第1の要因は、初登場となった『ポケットモンスターブラック・ホワイト』(イッシュ地方)における炎タイプ層の厚さと役割の被りです。序盤で手に入るいわゆる「3猿」(ヤナップ・バオップ・ヒヤップ)の一角として旅の序盤を支えるポジションでしたが、同世代にはダルマッカ・ヒヒダルマ、シャンデラ、ウルガモスといった対戦・ストーリーの両面で圧倒的な強さと個性を放つ炎ポケモンが多数存在しました。クリア後や対戦環境において、あえてバオッキーを使い続ける動機が薄れてしまったのです。
第2の要因は、メディアミックスにおける露出度の格差です。くさタイプのヤナップはアニメ版で主要キャラクター・デントの相棒としてレギュラー出演し、高い知名度と愛着を獲得しました。みずタイプのヒヤッキーもジムリーダーの切り札として印象を残すなか、バオッキーはアニメやスピンオフでの見せ場に恵まれず、印象の薄さが際立つ結果となってしまいました。
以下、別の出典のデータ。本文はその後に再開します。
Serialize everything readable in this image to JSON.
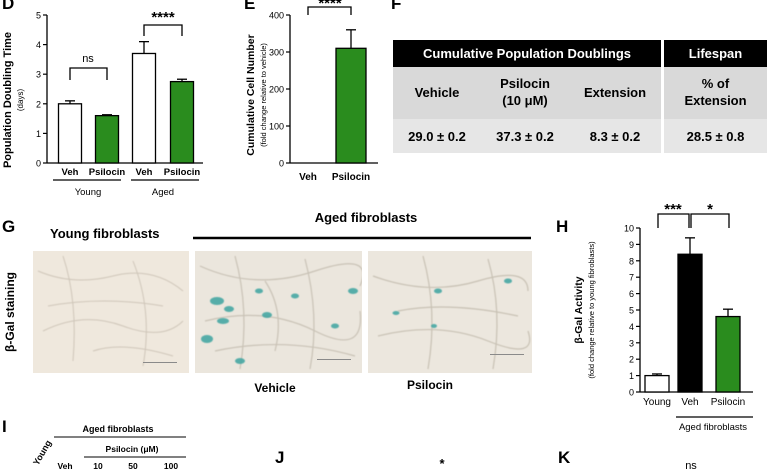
{
  "colors": {
    "young": "#ffffff",
    "vehicle": "#000000",
    "psilocin": "#2a8c1e",
    "outline": "#000000",
    "stain": "#3da4a0"
  },
  "panels": {
    "D": "D",
    "E": "E",
    "F": "F",
    "G": "G",
    "H": "H",
    "I": "I",
    "J": "J",
    "K": "K"
  },
  "chart_data": [
    {
      "id": "D",
      "type": "bar",
      "title": "",
      "ylabel": "Population Doubling Time",
      "ylabel_unit": "(days)",
      "ylim": [
        0,
        5
      ],
      "yticks": [
        "0",
        "1",
        "2",
        "3",
        "4",
        "5"
      ],
      "categories": [
        "Veh",
        "Psilocin",
        "Veh",
        "Psilocin"
      ],
      "groups": [
        "Young",
        "Aged"
      ],
      "values": [
        2.0,
        1.6,
        3.7,
        2.75
      ],
      "errors": [
        0.1,
        0.03,
        0.4,
        0.08
      ],
      "significance": [
        "ns",
        "****"
      ]
    },
    {
      "id": "E",
      "type": "bar",
      "ylabel": "Cumulative Cell Number",
      "ylabel_unit": "(fold change relative to vehicle)",
      "ylim": [
        0,
        400
      ],
      "yticks": [
        "0",
        "100",
        "200",
        "300",
        "400"
      ],
      "categories": [
        "Veh",
        "Psilocin"
      ],
      "values": [
        0,
        310
      ],
      "errors": [
        0,
        50
      ],
      "significance": [
        "****"
      ]
    },
    {
      "id": "H",
      "type": "bar",
      "ylabel": "β-Gal Activity",
      "ylabel_unit": "(fold change relative to young fibroblasts)",
      "ylim": [
        0,
        10
      ],
      "yticks": [
        "0",
        "1",
        "2",
        "3",
        "4",
        "5",
        "6",
        "7",
        "8",
        "9",
        "10"
      ],
      "categories": [
        "Young",
        "Veh",
        "Psilocin"
      ],
      "values": [
        1.0,
        8.4,
        4.6
      ],
      "errors": [
        0.1,
        1.0,
        0.45
      ],
      "group_label": "Aged fibroblasts",
      "significance": [
        "***",
        "*"
      ]
    }
  ],
  "table_F": {
    "header_left": "Cumulative Population Doublings",
    "header_right": "Lifespan",
    "cols": [
      "Vehicle",
      "Psilocin",
      "(10 μM)",
      "Extension",
      "% of",
      "Extension"
    ],
    "values": [
      "29.0 ± 0.2",
      "37.3 ± 0.2",
      "8.3 ± 0.2",
      "28.5 ± 0.8"
    ]
  },
  "panel_G": {
    "young_title": "Young fibroblasts",
    "aged_title": "Aged fibroblasts",
    "row_label": "β-Gal staining",
    "labels": [
      "Vehicle",
      "Psilocin"
    ]
  },
  "panel_I": {
    "young": "Young",
    "aged": "Aged fibroblasts",
    "psilocin": "Psilocin (μM)",
    "cols": [
      "Veh",
      "10",
      "50",
      "100"
    ]
  },
  "panel_J": {
    "sig": "*"
  },
  "panel_K": {
    "sig": "ns"
  }
}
第3の要因は、人気投票特有の心理による「ネタ票すら入らない完全なエアポケット」です。コイルのようにネットミーム化して組織票を集めることもなく、極端にデザインが奇抜で話題になるわけでもない。「嫌いではないが、一番好きとは言えない」という中庸な立ち位置が仇となり、誰も投票ボタンを押さないという皮肉な結果を生み出してしまいました。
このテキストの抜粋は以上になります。